Suppose we have a supervised training set $T=\{ (x_1, y_1),\dots, (x_n,y_n)\}$ where $x_i$ is an example and $y_i \in \{-1,+1\}$ is its label. Further suppose that examples are only observable through a feature extraction function $f(x;s)$ where $x$ is an example and $s \in \{s_1,\dots,s_m\}$ is an argument for feature extraction. For each possible value of $s$, we train a linear SVM (on the set $\{ (f(x_1;s), y_1),\dots, (f(x_n;s),y_n)\}$). Let $w_i$ be learned weights of the SVM for $s=s_i$.

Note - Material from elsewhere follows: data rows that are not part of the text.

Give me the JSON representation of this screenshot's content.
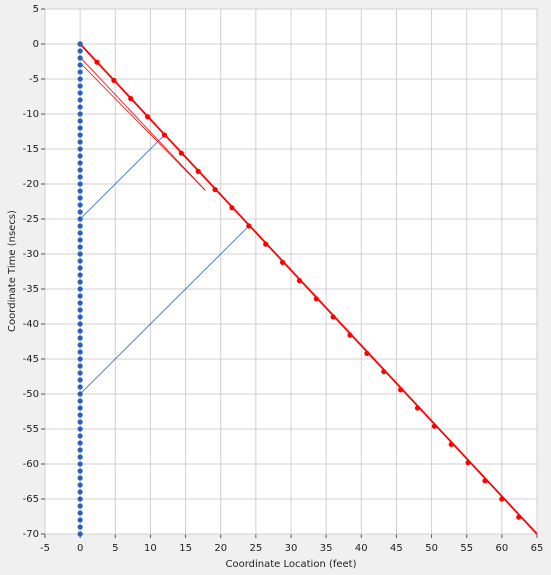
{
  "chart_data": {
    "type": "scatter",
    "xlabel": "Coordinate Location (feet)",
    "ylabel": "Coordinate Time (nsecs)",
    "xlim": [
      -5,
      65
    ],
    "ylim": [
      -70,
      5
    ],
    "xticks": [
      -5,
      0,
      5,
      10,
      15,
      20,
      25,
      30,
      35,
      40,
      45,
      50,
      55,
      60,
      65
    ],
    "yticks": [
      5,
      0,
      -5,
      -10,
      -15,
      -20,
      -25,
      -30,
      -35,
      -40,
      -45,
      -50,
      -55,
      -60,
      -65,
      -70
    ],
    "grid": true,
    "series": [
      {
        "color": "#ff0000",
        "line": 1.8,
        "marker": false,
        "x": [
          0,
          65
        ],
        "values": [
          0,
          -70
        ]
      },
      {
        "color": "#ff0000",
        "line": 0.8,
        "marker": false,
        "x": [
          0,
          17.8
        ],
        "values": [
          -1.9,
          -20.9
        ]
      },
      {
        "color": "#ff0000",
        "line": 0.8,
        "marker": false,
        "x": [
          0,
          17.8
        ],
        "values": [
          -2.7,
          -20.9
        ]
      },
      {
        "color": "#2a62b8",
        "line": 0.8,
        "marker": false,
        "x": [
          0,
          12
        ],
        "values": [
          -25,
          -13
        ]
      },
      {
        "color": "#2a62b8",
        "line": 0.8,
        "marker": false,
        "x": [
          0,
          24
        ],
        "values": [
          -50,
          -26
        ]
      },
      {
        "color": "#ff0000",
        "line": 0,
        "marker": true,
        "x": [
          0,
          2.4,
          4.8,
          7.2,
          9.6,
          12,
          14.4,
          16.8,
          19.2,
          21.6,
          24,
          26.4,
          28.8,
          31.2,
          33.6,
          36,
          38.4,
          40.8,
          43.2,
          45.6,
          48,
          50.4,
          52.8,
          55.2,
          57.6,
          60,
          62.4
        ],
        "values": [
          0,
          -2.6,
          -5.2,
          -7.8,
          -10.4,
          -13,
          -15.6,
          -18.2,
          -20.8,
          -23.4,
          -26,
          -28.6,
          -31.2,
          -33.8,
          -36.4,
          -39,
          -41.6,
          -44.2,
          -46.8,
          -49.4,
          -52,
          -54.6,
          -57.2,
          -59.8,
          -62.4,
          -65,
          -67.6
        ]
      },
      {
        "color": "#2a62b8",
        "line": 0,
        "marker": true,
        "x": [
          0,
          0,
          0,
          0,
          0,
          0,
          0,
          0,
          0,
          0,
          0,
          0,
          0,
          0,
          0,
          0,
          0,
          0,
          0,
          0,
          0,
          0,
          0,
          0,
          0,
          0,
          0,
          0,
          0,
          0,
          0,
          0,
          0,
          0,
          0,
          0,
          0,
          0,
          0,
          0,
          0,
          0,
          0,
          0,
          0,
          0,
          0,
          0,
          0,
          0,
          0,
          0,
          0,
          0,
          0,
          0,
          0,
          0,
          0,
          0,
          0,
          0,
          0,
          0,
          0,
          0,
          0,
          0,
          0,
          0,
          0
        ],
        "values": [
          0,
          -1,
          -2,
          -3,
          -4,
          -5,
          -6,
          -7,
          -8,
          -9,
          -10,
          -11,
          -12,
          -13,
          -14,
          -15,
          -16,
          -17,
          -18,
          -19,
          -20,
          -21,
          -22,
          -23,
          -24,
          -25,
          -26,
          -27,
          -28,
          -29,
          -30,
          -31,
          -32,
          -33,
          -34,
          -35,
          -36,
          -37,
          -38,
          -39,
          -40,
          -41,
          -42,
          -43,
          -44,
          -45,
          -46,
          -47,
          -48,
          -49,
          -50,
          -51,
          -52,
          -53,
          -54,
          -55,
          -56,
          -57,
          -58,
          -59,
          -60,
          -61,
          -62,
          -63,
          -64,
          -65,
          -66,
          -67,
          -68,
          -69,
          -70
        ]
      }
    ]
  }
}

My question is on combining subsets of these SVMs for improved classification. Specifically, for a test example $x$, suppose that we have the scores of only the first two SVMs (feature extraction is costly): $w_1^T f(x;s_1)$ and $w_2^Tf(x;s_2)$. How can we combine these scores (optimally) to obtain a final decision? A trivial answer would be to train a SVM for each subset of $s$ values but this is not tractable.
Ideally, I'm interested in a probabilistic interpretation. Assuming each SVM models $P(y|f(x;s_i))$, I want to express $P(y|f(x;s_1), f(x;s_2))$ using $P(y|f(x;s_1))$ and $P(y|f(x;s_2))$.